I disagree, we don’t have 3 competing wikis. We have one wiki that was closed, one wiki with an awol maintainer, and https://nixlang.wiki.

We’re willing to move nixlang towards the nixos foundation more, but not to relinquish control, because we think we’d be better at running it, at least for now.

I’ve literally been here before with eza, where waiting for some higher power to come and fix the problem just stalled development’ for several years. Instead of doing that and trying to build consensus about simple things such as code of conducts, I just forked it and told people they could contribute, and while there were initial detractors and people with a political axe to grind with inclusivity, eventually we became the default, and with the added bonus of having an actually great community.

Same story with https://rime.cx really, instead of waiting for flakehub to eventually, if ever, be made open source, we just went to work creating great alternative with the features we wanted (specially not being github only), with a strong copyleft license and no venture capital to steer the direction of development.

I’d rather focus on quality, easy of use, accessibility, inclusivity, usefulness, all those things, and without having to wait for RFC processes and community consensus and endless concern trolling and bikeshedding.

Our goal is also to contextualize nix, and I think decentralization is imperative to fixing fundamental problems with nix documentation. The official documentation for nix, nixos, and nixpkgs are all excellent to me, yet many users find the nix documentation unapproachable. I think this is partially because there is a lack of usecase examples and workflows, and because there is a lack in diverse perspectives.

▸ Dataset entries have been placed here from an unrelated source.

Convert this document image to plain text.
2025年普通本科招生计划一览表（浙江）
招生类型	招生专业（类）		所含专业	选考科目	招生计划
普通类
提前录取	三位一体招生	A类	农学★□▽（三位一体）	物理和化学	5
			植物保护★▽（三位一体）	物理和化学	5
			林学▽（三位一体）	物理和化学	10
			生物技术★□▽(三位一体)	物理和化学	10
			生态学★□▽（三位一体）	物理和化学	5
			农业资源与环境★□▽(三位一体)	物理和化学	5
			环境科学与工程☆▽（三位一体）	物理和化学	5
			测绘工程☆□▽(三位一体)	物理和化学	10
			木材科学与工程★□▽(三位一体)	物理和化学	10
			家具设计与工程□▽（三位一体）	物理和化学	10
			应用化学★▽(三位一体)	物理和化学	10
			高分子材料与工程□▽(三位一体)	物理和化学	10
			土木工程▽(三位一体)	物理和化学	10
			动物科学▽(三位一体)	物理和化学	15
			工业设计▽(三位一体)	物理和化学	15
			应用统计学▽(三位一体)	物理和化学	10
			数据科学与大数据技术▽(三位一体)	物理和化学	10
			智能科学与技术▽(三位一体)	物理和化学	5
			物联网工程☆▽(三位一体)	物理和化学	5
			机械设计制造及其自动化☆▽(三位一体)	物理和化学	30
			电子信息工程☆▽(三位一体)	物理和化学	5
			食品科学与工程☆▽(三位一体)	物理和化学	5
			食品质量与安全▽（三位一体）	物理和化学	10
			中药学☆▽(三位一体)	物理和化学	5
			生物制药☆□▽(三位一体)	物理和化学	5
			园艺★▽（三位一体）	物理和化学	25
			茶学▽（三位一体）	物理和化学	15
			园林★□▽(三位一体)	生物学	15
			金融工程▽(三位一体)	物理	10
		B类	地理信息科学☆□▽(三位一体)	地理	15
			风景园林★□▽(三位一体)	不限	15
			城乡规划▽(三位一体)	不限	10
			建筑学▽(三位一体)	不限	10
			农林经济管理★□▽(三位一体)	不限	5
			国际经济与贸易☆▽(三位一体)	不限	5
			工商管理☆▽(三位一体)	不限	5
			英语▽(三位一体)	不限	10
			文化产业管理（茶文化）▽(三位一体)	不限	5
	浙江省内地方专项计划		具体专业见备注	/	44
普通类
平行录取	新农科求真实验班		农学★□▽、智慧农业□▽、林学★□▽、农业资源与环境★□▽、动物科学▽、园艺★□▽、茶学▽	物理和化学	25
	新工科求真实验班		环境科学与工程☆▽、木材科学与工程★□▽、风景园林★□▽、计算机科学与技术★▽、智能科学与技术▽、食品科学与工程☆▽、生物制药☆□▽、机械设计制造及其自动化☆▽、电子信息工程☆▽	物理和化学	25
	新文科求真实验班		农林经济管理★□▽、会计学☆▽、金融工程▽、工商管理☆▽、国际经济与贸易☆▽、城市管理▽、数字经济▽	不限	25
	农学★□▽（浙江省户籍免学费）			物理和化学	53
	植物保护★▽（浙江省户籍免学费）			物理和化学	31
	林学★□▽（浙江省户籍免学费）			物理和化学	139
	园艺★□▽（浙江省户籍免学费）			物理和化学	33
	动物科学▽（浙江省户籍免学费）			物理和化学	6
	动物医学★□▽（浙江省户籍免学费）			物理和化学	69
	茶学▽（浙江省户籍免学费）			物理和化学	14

Rather than one-size-fits-all, documentation should be a constellation of sources, and part of nixlang.wiki’s job should be contextualizing and interconnecting these, as well as being a platform for easy creation and hosting of such sources.

I think this view owes back to very foundational ideas about the internet and hypertext and a longing for neocitis and userpages and personal blogs. Ultimately, if nixlang.wiki specifically should become official, whether de facto or de jur, it would be because it was the best alternative, I imagine, not because it was debated endlessly and finally approved as being official.

By making a wiki now, we are creating glue between these parts, by waiting for a solution we’re just bikeshedding. IF creating this wiki divides the community and the documentation, it’s a division between inaction and action.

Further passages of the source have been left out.